A new rule for companies is Rule 25A, amended by the Ministry of Corporate Affairs (MCA), which allows them to submit information about their directors and become compliant with the Dormant Company
A company that is a registered entity but is not currently active is called a Dormant company. Section 455(1) of the Companies Act, 2013, has introduced the concept of a Dormant company as well as the provisions that let a company be a Dormant company. Let’s see in detail what a dormant company and the conditions that you need to follow before letting the world know your dormancy status.
WHAT IS A DORMANT COMPANY?
As per the Companies Act 2013, a company or an inactive company, that has not made any significant accounting transaction and has been formed and registered for a future endeavor or to be retained as an asset or intellectual property can file an application to the Registrar in a prescribed manner to attain the status of a Dormant company.
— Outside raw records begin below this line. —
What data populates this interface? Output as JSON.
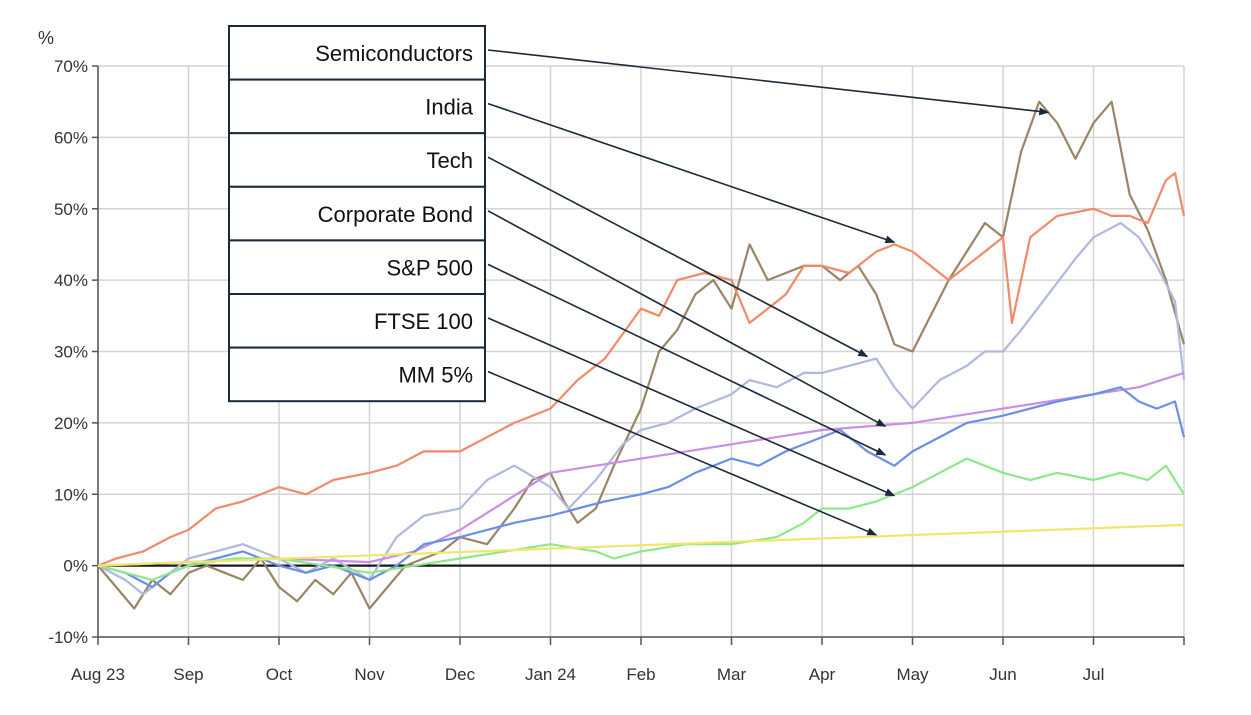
{
  "chart_data": {
    "type": "line",
    "ylabel": "%",
    "ylim": [
      -10,
      70
    ],
    "yticks": [
      -10,
      0,
      10,
      20,
      30,
      40,
      50,
      60,
      70
    ],
    "ytick_labels": [
      "-10%",
      "0%",
      "10%",
      "20%",
      "30%",
      "40%",
      "50%",
      "60%",
      "70%"
    ],
    "xlim": [
      0,
      12
    ],
    "xticks": [
      0,
      1,
      2,
      3,
      4,
      5,
      6,
      7,
      8,
      9,
      10,
      11,
      12
    ],
    "xtick_labels": [
      "Aug 23",
      "Sep",
      "Oct",
      "Nov",
      "Dec",
      "Jan 24",
      "Feb",
      "Mar",
      "Apr",
      "May",
      "Jun",
      "Jul",
      ""
    ],
    "grid": true,
    "baseline": 0,
    "series": [
      {
        "name": "Semiconductors",
        "color": "#9a8466",
        "points": [
          [
            0,
            0
          ],
          [
            0.2,
            -3
          ],
          [
            0.4,
            -6
          ],
          [
            0.6,
            -2
          ],
          [
            0.8,
            -4
          ],
          [
            1,
            -1
          ],
          [
            1.2,
            0
          ],
          [
            1.4,
            -1
          ],
          [
            1.6,
            -2
          ],
          [
            1.8,
            1
          ],
          [
            2,
            -3
          ],
          [
            2.2,
            -5
          ],
          [
            2.4,
            -2
          ],
          [
            2.6,
            -4
          ],
          [
            2.8,
            -1
          ],
          [
            3,
            -6
          ],
          [
            3.2,
            -3
          ],
          [
            3.4,
            0
          ],
          [
            3.6,
            1
          ],
          [
            3.8,
            2
          ],
          [
            4,
            4
          ],
          [
            4.3,
            3
          ],
          [
            4.6,
            8
          ],
          [
            4.8,
            12
          ],
          [
            5,
            13
          ],
          [
            5.15,
            9
          ],
          [
            5.3,
            6
          ],
          [
            5.5,
            8
          ],
          [
            5.7,
            14
          ],
          [
            5.85,
            18
          ],
          [
            6,
            22
          ],
          [
            6.2,
            30
          ],
          [
            6.4,
            33
          ],
          [
            6.6,
            38
          ],
          [
            6.8,
            40
          ],
          [
            7,
            36
          ],
          [
            7.2,
            45
          ],
          [
            7.4,
            40
          ],
          [
            7.6,
            41
          ],
          [
            7.8,
            42
          ],
          [
            8,
            42
          ],
          [
            8.2,
            40
          ],
          [
            8.4,
            42
          ],
          [
            8.6,
            38
          ],
          [
            8.8,
            31
          ],
          [
            9,
            30
          ],
          [
            9.2,
            35
          ],
          [
            9.4,
            40
          ],
          [
            9.6,
            44
          ],
          [
            9.8,
            48
          ],
          [
            10,
            46
          ],
          [
            10.2,
            58
          ],
          [
            10.4,
            65
          ],
          [
            10.6,
            62
          ],
          [
            10.8,
            57
          ],
          [
            11,
            62
          ],
          [
            11.2,
            65
          ],
          [
            11.4,
            52
          ],
          [
            11.6,
            47
          ],
          [
            11.8,
            40
          ],
          [
            12,
            31
          ]
        ]
      },
      {
        "name": "India",
        "color": "#f08a68",
        "points": [
          [
            0,
            0
          ],
          [
            0.2,
            1
          ],
          [
            0.5,
            2
          ],
          [
            0.8,
            4
          ],
          [
            1,
            5
          ],
          [
            1.3,
            8
          ],
          [
            1.6,
            9
          ],
          [
            2,
            11
          ],
          [
            2.3,
            10
          ],
          [
            2.6,
            12
          ],
          [
            3,
            13
          ],
          [
            3.3,
            14
          ],
          [
            3.6,
            16
          ],
          [
            4,
            16
          ],
          [
            4.3,
            18
          ],
          [
            4.6,
            20
          ],
          [
            5,
            22
          ],
          [
            5.3,
            26
          ],
          [
            5.6,
            29
          ],
          [
            6,
            36
          ],
          [
            6.2,
            35
          ],
          [
            6.4,
            40
          ],
          [
            6.7,
            41
          ],
          [
            7,
            40
          ],
          [
            7.2,
            34
          ],
          [
            7.4,
            36
          ],
          [
            7.6,
            38
          ],
          [
            7.8,
            42
          ],
          [
            8,
            42
          ],
          [
            8.3,
            41
          ],
          [
            8.6,
            44
          ],
          [
            8.8,
            45
          ],
          [
            9,
            44
          ],
          [
            9.2,
            42
          ],
          [
            9.4,
            40
          ],
          [
            9.6,
            42
          ],
          [
            9.8,
            44
          ],
          [
            10,
            46
          ],
          [
            10.1,
            34
          ],
          [
            10.3,
            46
          ],
          [
            10.6,
            49
          ],
          [
            11,
            50
          ],
          [
            11.2,
            49
          ],
          [
            11.4,
            49
          ],
          [
            11.6,
            48
          ],
          [
            11.8,
            54
          ],
          [
            11.9,
            55
          ],
          [
            12,
            49
          ]
        ]
      },
      {
        "name": "Tech",
        "color": "#b0b8e0",
        "points": [
          [
            0,
            0
          ],
          [
            0.3,
            -2
          ],
          [
            0.5,
            -4
          ],
          [
            0.8,
            -1
          ],
          [
            1,
            1
          ],
          [
            1.3,
            2
          ],
          [
            1.6,
            3
          ],
          [
            2,
            1
          ],
          [
            2.3,
            -1
          ],
          [
            2.6,
            1
          ],
          [
            3,
            -2
          ],
          [
            3.3,
            4
          ],
          [
            3.6,
            7
          ],
          [
            4,
            8
          ],
          [
            4.3,
            12
          ],
          [
            4.6,
            14
          ],
          [
            5,
            11
          ],
          [
            5.2,
            8
          ],
          [
            5.5,
            12
          ],
          [
            5.8,
            17
          ],
          [
            6,
            19
          ],
          [
            6.3,
            20
          ],
          [
            6.6,
            22
          ],
          [
            7,
            24
          ],
          [
            7.2,
            26
          ],
          [
            7.5,
            25
          ],
          [
            7.8,
            27
          ],
          [
            8,
            27
          ],
          [
            8.3,
            28
          ],
          [
            8.6,
            29
          ],
          [
            8.8,
            25
          ],
          [
            9,
            22
          ],
          [
            9.3,
            26
          ],
          [
            9.6,
            28
          ],
          [
            9.8,
            30
          ],
          [
            10,
            30
          ],
          [
            10.2,
            33
          ],
          [
            10.5,
            38
          ],
          [
            10.8,
            43
          ],
          [
            11,
            46
          ],
          [
            11.3,
            48
          ],
          [
            11.5,
            46
          ],
          [
            11.7,
            42
          ],
          [
            11.9,
            37
          ],
          [
            12,
            26
          ]
        ]
      },
      {
        "name": "Corporate Bond",
        "color": "#c98ee6",
        "points": [
          [
            0,
            0
          ],
          [
            1,
            0.5
          ],
          [
            2,
            1
          ],
          [
            3,
            0.5
          ],
          [
            3.5,
            2
          ],
          [
            4,
            5
          ],
          [
            4.5,
            9
          ],
          [
            5,
            13
          ],
          [
            5.5,
            14
          ],
          [
            6,
            15
          ],
          [
            6.5,
            16
          ],
          [
            7,
            17
          ],
          [
            7.5,
            18
          ],
          [
            8,
            19
          ],
          [
            8.5,
            19.5
          ],
          [
            9,
            20
          ],
          [
            9.5,
            21
          ],
          [
            10,
            22
          ],
          [
            10.5,
            23
          ],
          [
            11,
            24
          ],
          [
            11.5,
            25
          ],
          [
            12,
            27
          ]
        ]
      },
      {
        "name": "S&P 500",
        "color": "#6b8fe6",
        "points": [
          [
            0,
            0
          ],
          [
            0.3,
            -1
          ],
          [
            0.6,
            -3
          ],
          [
            0.8,
            -1
          ],
          [
            1,
            0
          ],
          [
            1.3,
            1
          ],
          [
            1.6,
            2
          ],
          [
            2,
            0
          ],
          [
            2.3,
            -1
          ],
          [
            2.6,
            0
          ],
          [
            3,
            -2
          ],
          [
            3.3,
            0
          ],
          [
            3.6,
            3
          ],
          [
            4,
            4
          ],
          [
            4.3,
            5
          ],
          [
            4.6,
            6
          ],
          [
            5,
            7
          ],
          [
            5.3,
            8
          ],
          [
            5.6,
            9
          ],
          [
            6,
            10
          ],
          [
            6.3,
            11
          ],
          [
            6.6,
            13
          ],
          [
            7,
            15
          ],
          [
            7.3,
            14
          ],
          [
            7.6,
            16
          ],
          [
            8,
            18
          ],
          [
            8.2,
            19
          ],
          [
            8.5,
            16
          ],
          [
            8.8,
            14
          ],
          [
            9,
            16
          ],
          [
            9.3,
            18
          ],
          [
            9.6,
            20
          ],
          [
            10,
            21
          ],
          [
            10.3,
            22
          ],
          [
            10.6,
            23
          ],
          [
            11,
            24
          ],
          [
            11.3,
            25
          ],
          [
            11.5,
            23
          ],
          [
            11.7,
            22
          ],
          [
            11.9,
            23
          ],
          [
            12,
            18
          ]
        ]
      },
      {
        "name": "FTSE 100",
        "color": "#8ee88a",
        "points": [
          [
            0,
            0
          ],
          [
            0.3,
            -1
          ],
          [
            0.6,
            -2
          ],
          [
            1,
            0
          ],
          [
            1.5,
            1
          ],
          [
            2,
            1
          ],
          [
            2.5,
            0
          ],
          [
            3,
            -1
          ],
          [
            3.5,
            0
          ],
          [
            4,
            1
          ],
          [
            4.5,
            2
          ],
          [
            5,
            3
          ],
          [
            5.5,
            2
          ],
          [
            5.7,
            1
          ],
          [
            6,
            2
          ],
          [
            6.5,
            3
          ],
          [
            7,
            3
          ],
          [
            7.5,
            4
          ],
          [
            7.8,
            6
          ],
          [
            8,
            8
          ],
          [
            8.3,
            8
          ],
          [
            8.6,
            9
          ],
          [
            9,
            11
          ],
          [
            9.3,
            13
          ],
          [
            9.6,
            15
          ],
          [
            10,
            13
          ],
          [
            10.3,
            12
          ],
          [
            10.6,
            13
          ],
          [
            11,
            12
          ],
          [
            11.3,
            13
          ],
          [
            11.6,
            12
          ],
          [
            11.8,
            14
          ],
          [
            12,
            10
          ]
        ]
      },
      {
        "name": "MM 5%",
        "color": "#f2e66a",
        "points": [
          [
            0,
            0
          ],
          [
            12,
            5.7
          ]
        ]
      }
    ],
    "legend": {
      "placement": "top-left",
      "entries": [
        "Semiconductors",
        "India",
        "Tech",
        "Corporate Bond",
        "S&P 500",
        "FTSE 100",
        "MM 5%"
      ],
      "pointers": [
        [
          10.5,
          63.5
        ],
        [
          8.8,
          45.3
        ],
        [
          8.5,
          29.3
        ],
        [
          8.7,
          19.5
        ],
        [
          8.7,
          15.5
        ],
        [
          8.8,
          9.8
        ],
        [
          8.6,
          4.3
        ]
      ]
    }
  }
}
A Dormant company:
- Can apply to revert to an active status company
- Cannot remain with the status of a Dormant company for more than five consecutive financial years.
OBJECTIVES OF A DORMANT COMPANY
A Dormant company forms or registers its status with the following goals in line:
- Has been incorporated for a future project
- Is held as an asset or intellectual property
- Has no significant transactions in particular financial year
- Is an inactive company
REASONS FOR OBTAINING STATUS OF DORMANT COMPANY
A company obtains a dormant status for many purposes, such as:
- When the business owners are preparing to launch a business, to reserve a name for the company, it may be registered as dormant.
- When the business owners plan to restructure a business, they may obtain a dormant status for it.
- If there is a requirement of an extended period off for the business owner due to reasons like illness, travel, maternity leave, sabbatical, etc.
ELIGIBILITY TO BE A DORMANT COMPANY
A company that is not doing any business for a couple of financial years and further does not intend to do any business in the near future for up to five consecutive years can apply for a company status.
WHAT ARE THE CONDITIONS BEFORE APPLYING FOR A DORMANT STATUS?
A company can apply for the dormant status only if it meets the following requirements:
- No ordering or carrying out the inspection, inquiry, or investigation against the company. Also, there is no initiation of the prosecution and pending against the company in any court of law.
- There is no outstanding payment on public deposits or interests, in the name of the company.
- There shouldn’t be any outstanding loan on the company, secured or unsecured. In case there is an unsecured loan, the lender’s consent should be enclosed with the form.
- A certificate to the effect of no dispute or difference among the management and promoters of the company has to be enclosed.
- There are no outstanding tax dues to the central or state government or local authorities in the name of the company.
- There should be no default in the payment of the company’s workmen’s dues.
- The company should not list itself on the stock exchange, within or outside India.
PROCEDURE TO GET THE COMPANY’S STATUS AS DORMANT
Step 1. First, you must call for a board meeting to fix the time and venue to call an extraordinary general meeting of the members to pass a special resolution (at least 3/4th in value). The director can make a general application for dormant status with ROC in this board meeting. You must issue a notice for the public meeting. Also, you must hire a chartered accountant or Auditor to issue a certificate in this general meeting.
Step 2. Next, the extraordinary general meeting takes place. Then a special resolution is passed. The exact copy of the individual decision and the notice of the extraordinary public meeting have an explanatory statement. This is because an attachment to e-form MGT-14 is filed with the ROC.
Step 3. Next, the company must file an application in form MSC-1 enclosing the following attachments to obtain a dormant status for the company:
- The exact certified copy for the board resolution.
- The exact certified copy for the special resolution.
- The certificate from the auditor.
- A statement of affairs, duly approved by the auditor or chartered accountant.
- You must attach the Annual Return and the Latest Financial Statement compulsorily.
- A certificate to the effect of declaring no dispute among the management or the ownership.
- If there is any loan outstanding in the name of the company, the consent of the lender has to be attached.
EXEMPTIONS PROVIDED TO A DORMANT COMPANY
The following exceptions acquire to a dormant company:
- A company does not have to show cash flow statements in the company’s financial statements.
- The provision regarding holding a board meeting in each half of the calendar year has to be held at a gap of at least 90 days. Which effectively means only two board meetings are mandatory during a year.
However, the provision which relates to the rotation of the auditors does not apply to company.